Yet proxies live and die by their premium. If the market views the structure as adding risk (volatility amplification, capital needs during drawdowns, or potential equity issuance), the mNAV can compress, decoupling the stock from BTC on the downside. Conversely, if investors gain confidence in the firm’s ability to monetize its treasury—through intelligent securitization, disciplined leverage, or operational cash flows—the premium can rebuild. The company’s latest purchase, one of its smaller recent adds, underscores that management is not trying to time bottoms; they are expressing a systematic, treasury-driven dollar-cost-average that demands the market’s trust to carry a premium.
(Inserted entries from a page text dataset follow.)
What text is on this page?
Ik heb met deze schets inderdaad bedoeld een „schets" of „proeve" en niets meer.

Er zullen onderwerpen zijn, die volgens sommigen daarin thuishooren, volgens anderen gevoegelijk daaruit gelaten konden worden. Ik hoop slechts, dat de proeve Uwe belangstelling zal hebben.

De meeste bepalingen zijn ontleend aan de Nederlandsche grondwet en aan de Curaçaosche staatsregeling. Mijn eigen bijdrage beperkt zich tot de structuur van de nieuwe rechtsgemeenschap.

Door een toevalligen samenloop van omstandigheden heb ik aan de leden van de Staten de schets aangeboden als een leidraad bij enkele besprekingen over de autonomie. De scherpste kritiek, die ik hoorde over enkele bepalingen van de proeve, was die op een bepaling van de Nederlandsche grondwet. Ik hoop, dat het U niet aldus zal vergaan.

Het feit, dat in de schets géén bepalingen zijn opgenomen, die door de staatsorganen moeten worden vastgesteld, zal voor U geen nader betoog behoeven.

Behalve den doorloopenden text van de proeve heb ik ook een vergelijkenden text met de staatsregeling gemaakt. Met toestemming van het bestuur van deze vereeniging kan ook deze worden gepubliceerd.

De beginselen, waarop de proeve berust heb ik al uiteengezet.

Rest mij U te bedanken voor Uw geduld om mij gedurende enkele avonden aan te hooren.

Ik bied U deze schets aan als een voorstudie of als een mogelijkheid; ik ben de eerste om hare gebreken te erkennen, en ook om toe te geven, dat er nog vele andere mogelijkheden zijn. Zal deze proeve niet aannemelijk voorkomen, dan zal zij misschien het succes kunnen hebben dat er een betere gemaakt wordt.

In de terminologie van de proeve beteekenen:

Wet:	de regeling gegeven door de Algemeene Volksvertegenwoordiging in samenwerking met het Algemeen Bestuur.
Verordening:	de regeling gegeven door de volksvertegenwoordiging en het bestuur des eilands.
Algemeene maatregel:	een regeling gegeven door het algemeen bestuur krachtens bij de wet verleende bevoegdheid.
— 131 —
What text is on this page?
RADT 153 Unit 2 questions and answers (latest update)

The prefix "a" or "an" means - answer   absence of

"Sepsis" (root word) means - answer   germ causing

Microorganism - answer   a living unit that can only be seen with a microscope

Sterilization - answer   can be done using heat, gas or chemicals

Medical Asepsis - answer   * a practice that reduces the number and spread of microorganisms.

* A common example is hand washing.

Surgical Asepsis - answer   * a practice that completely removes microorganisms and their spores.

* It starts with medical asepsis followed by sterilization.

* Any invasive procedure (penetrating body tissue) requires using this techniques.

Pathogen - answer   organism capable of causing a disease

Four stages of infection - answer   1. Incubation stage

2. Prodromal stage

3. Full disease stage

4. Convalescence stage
Sentiment remains sticky. A Myriad prediction market shows 96% of respondents do not expect Strategy to sell additional Bitcoin this year, reinforcing the perception of a one-way accumulation policy. On social channels, the company highlighted the new buy and year-to-date performance and referenced tickers including $MSTR, $STRC, $STRK, $STRF, and $STRD.
For investors, the key isn’t whether 397 BTC moves the needle—it won’t. The focal variable is the trajectory of the mNAV premium relative to BTC’s path and the firm’s financing and governance choices. If management continues to execute through drawdowns and communicates clearly on capital structure, the premium can stabilize. If not, the equity may keep drifting toward a purer NAV proxy, ceding the narrative to Bitcoin’s spot price rather than Strategy’s strategy.